Stablecoin Payments, The Trillion Dollar Opportunity
Stablecoin Payments: The Trillion Dollar Opportunity
A trillion dollars in annual stablecoin payment volume by 2030. That is not a projection born from hype. It is built on data, on infrastructure already in motion, and on a financial system that has been waiting decades for this upgrade.
Today, stablecoins represent less than 3% of the $195 trillion global cross-border payment market. Within five years, they are on track to capture 12% of those flows. The speed of this shift is unprecedented. From 0.04% of U.S. M2 money supply in 2020 to over 1% today, stablecoins have already proven their trajectory.

The problem we have been tolerating
Banks charge roughly 13% to send $200 across a border. That fee structure has barely moved in decades. For the 85% of the global population living in emerging markets, these costs are not a minor inconvenience. They are a barrier to economic participation.
The infrastructure behind these payments was never designed for the modern world. SWIFT launched in 1977 to replace telex machines. It transmits instructions. It does not move money.
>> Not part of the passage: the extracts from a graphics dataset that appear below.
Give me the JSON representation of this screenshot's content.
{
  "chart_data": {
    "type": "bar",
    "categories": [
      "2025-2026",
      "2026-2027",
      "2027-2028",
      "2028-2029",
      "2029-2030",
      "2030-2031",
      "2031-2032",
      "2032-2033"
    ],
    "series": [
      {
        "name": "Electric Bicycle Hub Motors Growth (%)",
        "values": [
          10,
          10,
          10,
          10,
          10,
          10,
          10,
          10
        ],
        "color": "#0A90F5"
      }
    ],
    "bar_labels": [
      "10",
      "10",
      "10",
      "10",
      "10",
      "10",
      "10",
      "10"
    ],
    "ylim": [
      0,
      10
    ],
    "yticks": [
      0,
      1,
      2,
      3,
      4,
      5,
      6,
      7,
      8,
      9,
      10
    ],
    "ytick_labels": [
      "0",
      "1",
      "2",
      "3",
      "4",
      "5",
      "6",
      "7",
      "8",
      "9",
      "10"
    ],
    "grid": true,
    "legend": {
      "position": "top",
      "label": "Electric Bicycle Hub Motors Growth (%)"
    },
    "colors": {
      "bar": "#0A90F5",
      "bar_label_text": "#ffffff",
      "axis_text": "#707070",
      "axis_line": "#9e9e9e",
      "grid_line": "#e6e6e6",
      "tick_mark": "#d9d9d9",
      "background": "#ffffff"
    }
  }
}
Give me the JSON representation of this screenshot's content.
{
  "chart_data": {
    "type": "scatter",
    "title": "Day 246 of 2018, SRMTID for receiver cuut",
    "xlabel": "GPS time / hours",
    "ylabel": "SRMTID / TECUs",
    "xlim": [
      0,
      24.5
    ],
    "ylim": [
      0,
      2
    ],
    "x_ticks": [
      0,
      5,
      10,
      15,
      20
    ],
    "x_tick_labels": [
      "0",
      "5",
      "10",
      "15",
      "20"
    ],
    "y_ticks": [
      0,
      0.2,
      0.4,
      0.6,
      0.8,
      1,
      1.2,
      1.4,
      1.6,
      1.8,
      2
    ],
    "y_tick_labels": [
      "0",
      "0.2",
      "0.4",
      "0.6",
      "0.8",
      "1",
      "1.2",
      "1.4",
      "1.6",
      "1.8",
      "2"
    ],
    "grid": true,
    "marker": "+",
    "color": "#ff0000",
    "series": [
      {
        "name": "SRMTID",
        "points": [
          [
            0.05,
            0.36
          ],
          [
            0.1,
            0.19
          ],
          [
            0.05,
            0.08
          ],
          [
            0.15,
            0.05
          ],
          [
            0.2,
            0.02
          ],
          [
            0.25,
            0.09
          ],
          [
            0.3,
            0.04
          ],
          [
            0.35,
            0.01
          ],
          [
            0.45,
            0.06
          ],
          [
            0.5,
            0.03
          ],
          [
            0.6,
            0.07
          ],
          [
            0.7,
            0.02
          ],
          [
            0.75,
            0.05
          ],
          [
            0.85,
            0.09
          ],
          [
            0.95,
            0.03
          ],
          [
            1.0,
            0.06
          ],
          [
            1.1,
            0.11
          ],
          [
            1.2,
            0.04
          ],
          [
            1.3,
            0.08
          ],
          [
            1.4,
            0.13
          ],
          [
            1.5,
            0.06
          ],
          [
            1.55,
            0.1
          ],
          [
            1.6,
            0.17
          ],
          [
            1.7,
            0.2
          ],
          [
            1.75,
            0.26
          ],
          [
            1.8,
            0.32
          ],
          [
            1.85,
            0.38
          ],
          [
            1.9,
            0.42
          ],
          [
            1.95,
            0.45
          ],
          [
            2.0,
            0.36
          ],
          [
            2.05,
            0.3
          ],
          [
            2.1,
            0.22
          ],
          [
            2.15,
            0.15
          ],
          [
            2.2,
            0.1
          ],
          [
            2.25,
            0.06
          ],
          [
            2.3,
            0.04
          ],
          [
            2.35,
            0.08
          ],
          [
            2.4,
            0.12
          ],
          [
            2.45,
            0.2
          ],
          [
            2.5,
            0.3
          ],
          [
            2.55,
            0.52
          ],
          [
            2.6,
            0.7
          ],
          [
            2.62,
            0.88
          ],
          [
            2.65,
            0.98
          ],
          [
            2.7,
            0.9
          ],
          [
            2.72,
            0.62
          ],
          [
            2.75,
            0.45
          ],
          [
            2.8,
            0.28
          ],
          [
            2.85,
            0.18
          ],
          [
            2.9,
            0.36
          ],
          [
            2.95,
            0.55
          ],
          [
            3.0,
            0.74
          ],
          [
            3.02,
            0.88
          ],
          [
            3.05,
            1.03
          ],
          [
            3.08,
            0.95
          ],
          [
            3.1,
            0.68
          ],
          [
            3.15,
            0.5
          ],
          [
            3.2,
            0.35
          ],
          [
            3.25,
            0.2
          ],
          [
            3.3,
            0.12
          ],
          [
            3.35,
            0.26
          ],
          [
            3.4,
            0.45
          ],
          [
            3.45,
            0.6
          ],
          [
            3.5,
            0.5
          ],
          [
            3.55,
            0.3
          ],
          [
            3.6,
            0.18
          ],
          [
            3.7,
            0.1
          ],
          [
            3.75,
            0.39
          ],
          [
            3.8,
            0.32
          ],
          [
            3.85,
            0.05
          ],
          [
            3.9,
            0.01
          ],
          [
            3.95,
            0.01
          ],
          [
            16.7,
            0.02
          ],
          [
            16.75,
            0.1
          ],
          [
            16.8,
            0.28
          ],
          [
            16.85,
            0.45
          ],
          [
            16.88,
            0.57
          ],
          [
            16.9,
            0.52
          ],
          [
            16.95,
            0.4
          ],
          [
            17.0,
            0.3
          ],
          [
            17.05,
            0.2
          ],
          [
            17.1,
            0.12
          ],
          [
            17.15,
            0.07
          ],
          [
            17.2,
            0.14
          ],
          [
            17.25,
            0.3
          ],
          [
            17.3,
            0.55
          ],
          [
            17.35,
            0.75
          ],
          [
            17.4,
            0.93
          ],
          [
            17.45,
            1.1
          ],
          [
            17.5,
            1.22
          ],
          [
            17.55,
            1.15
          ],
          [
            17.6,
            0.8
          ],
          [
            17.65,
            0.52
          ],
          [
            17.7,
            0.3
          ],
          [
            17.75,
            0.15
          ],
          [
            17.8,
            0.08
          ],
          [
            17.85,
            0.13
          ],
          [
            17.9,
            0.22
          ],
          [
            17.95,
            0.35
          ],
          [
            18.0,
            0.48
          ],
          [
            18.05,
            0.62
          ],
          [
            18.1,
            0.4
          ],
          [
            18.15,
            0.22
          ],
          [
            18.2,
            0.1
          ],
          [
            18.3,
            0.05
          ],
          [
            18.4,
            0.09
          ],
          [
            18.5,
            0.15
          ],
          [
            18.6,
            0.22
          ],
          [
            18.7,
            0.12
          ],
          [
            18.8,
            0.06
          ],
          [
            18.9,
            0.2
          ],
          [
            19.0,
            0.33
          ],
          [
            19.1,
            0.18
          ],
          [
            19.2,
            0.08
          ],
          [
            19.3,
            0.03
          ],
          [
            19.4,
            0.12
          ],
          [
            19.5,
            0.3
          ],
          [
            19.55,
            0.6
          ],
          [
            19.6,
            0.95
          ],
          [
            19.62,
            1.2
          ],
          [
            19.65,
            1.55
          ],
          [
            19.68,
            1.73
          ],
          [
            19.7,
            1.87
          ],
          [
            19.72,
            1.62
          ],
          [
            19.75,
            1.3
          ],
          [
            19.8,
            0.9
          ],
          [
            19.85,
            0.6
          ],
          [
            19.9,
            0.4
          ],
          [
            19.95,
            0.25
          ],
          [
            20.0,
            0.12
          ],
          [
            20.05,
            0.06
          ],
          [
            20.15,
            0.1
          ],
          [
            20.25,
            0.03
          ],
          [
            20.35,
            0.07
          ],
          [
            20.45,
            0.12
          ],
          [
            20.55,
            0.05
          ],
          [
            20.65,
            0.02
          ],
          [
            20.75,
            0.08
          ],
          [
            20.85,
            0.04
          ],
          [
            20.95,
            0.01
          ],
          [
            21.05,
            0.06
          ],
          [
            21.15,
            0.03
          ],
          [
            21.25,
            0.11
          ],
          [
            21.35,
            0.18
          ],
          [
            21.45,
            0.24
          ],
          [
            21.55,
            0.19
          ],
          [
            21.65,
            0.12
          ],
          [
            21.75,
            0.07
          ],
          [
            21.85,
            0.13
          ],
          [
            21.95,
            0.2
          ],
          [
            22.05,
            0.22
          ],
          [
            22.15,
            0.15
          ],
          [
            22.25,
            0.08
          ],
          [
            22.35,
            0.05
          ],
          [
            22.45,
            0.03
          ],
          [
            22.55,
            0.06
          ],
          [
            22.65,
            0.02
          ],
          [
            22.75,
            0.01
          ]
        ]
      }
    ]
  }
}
The foreign exchange market processes $7.5 trillion daily, yet still settles on a T+2 basis.
We are running a digital economy on analogue rails.

Why stablecoins change the equation
Stablecoins collapse the layers. Where a traditional cross-border payment passes through correspondent banks, clearing houses, and settlement networks over days, a stablecoin transfer settles in seconds. Same value. Fraction of the cost.
This is not theoretical. Mansa, a stablecoin-native payments company, achieves an average monthly capital turnover of 11x. Compare that to the 1–2x annualised turnover at traditional fintechs like Wise. The capital efficiency gains are transformative
90% of international trade is invoiced in dollars. Stablecoins make dollar-denominated settlement available to anyone with an internet connection, removing the dependency on correspondent banking networks that have historically locked out billions.
The implications run deep. Onchain FX enables instant, atomic payment-versus-payment settlement. No more counterparty risk from T+2 delays. No more trapped capital waiting for confirmation. The $7.5 trillion daily FX market is ripe for this transformation.
The macro picture: stablecoins and money supply
Stablecoins are projected to account for 10% of U.S. Money Supply by 2030. That number demands attention.
At $2 trillion in supply, stablecoins would hold close to 25% of the Treasury bill market. This is no longer a crypto sideshow. It is a force that directly shapes Federal Reserve policy. The relationship between stablecoins and sovereign monetary tools is becoming inseparable.
Meanwhile, 21% of U.S. commercial deposits earn no yield, representing roughly $3.85 trillion in idle capital. Over $600 million has already been distributed through yield-bearing stablecoins, offering a clear alternative for capital that traditional banks leave dormant.
Every fintech becomes a stablecoin fintech
This is the direction of travel. Not a question of if, but when.
“Every financial institution will have to support stablecoin infrastructure.”
— Devere Bryan, First Digital
The logic is straightforward. If your competitor settles payments instantly at near-zero cost, your T+2 settlement window becomes a liability. If their users earn yield on deposits while yours sit idle, the value proposition speaks for itself.
Stablecoins do not replace financial institutions. They force them to evolve. The firms that build stablecoin infrastructure now will define the next era of financial services. Those that wait will find themselves building on top of someone else’s rails.
Bridging digital and traditional finance
“We want to be the bridge between digital and traditional financial systems.”
— Kevin de Patoul, Keyrock
The opportunity is not purely digital. It sits at the intersection. Tokenised real-world assets are projected to reach $400 trillion. The infrastructure powering stablecoin payments is the same infrastructure that enables tokenised bonds, equities, and commodities to settle onchain.
This convergence is the real story. Stablecoins are the gateway. They prove that programmable money works at scale. Once that is established, the question becomes: what else can we move onchain?
The answer, increasingly, is everything.
What comes next
The cross-border payment corridor is where stablecoins will make their most visible impact first. Emerging markets, home to 85% of the world’s population, stand to gain the most from this infrastructure shift.
But the transformation extends beyond payments. It touches working capital management, FX hedging, treasury operations, and the very structure of how money moves through the global economy.
One trillion dollars in annual volume is just the beginning.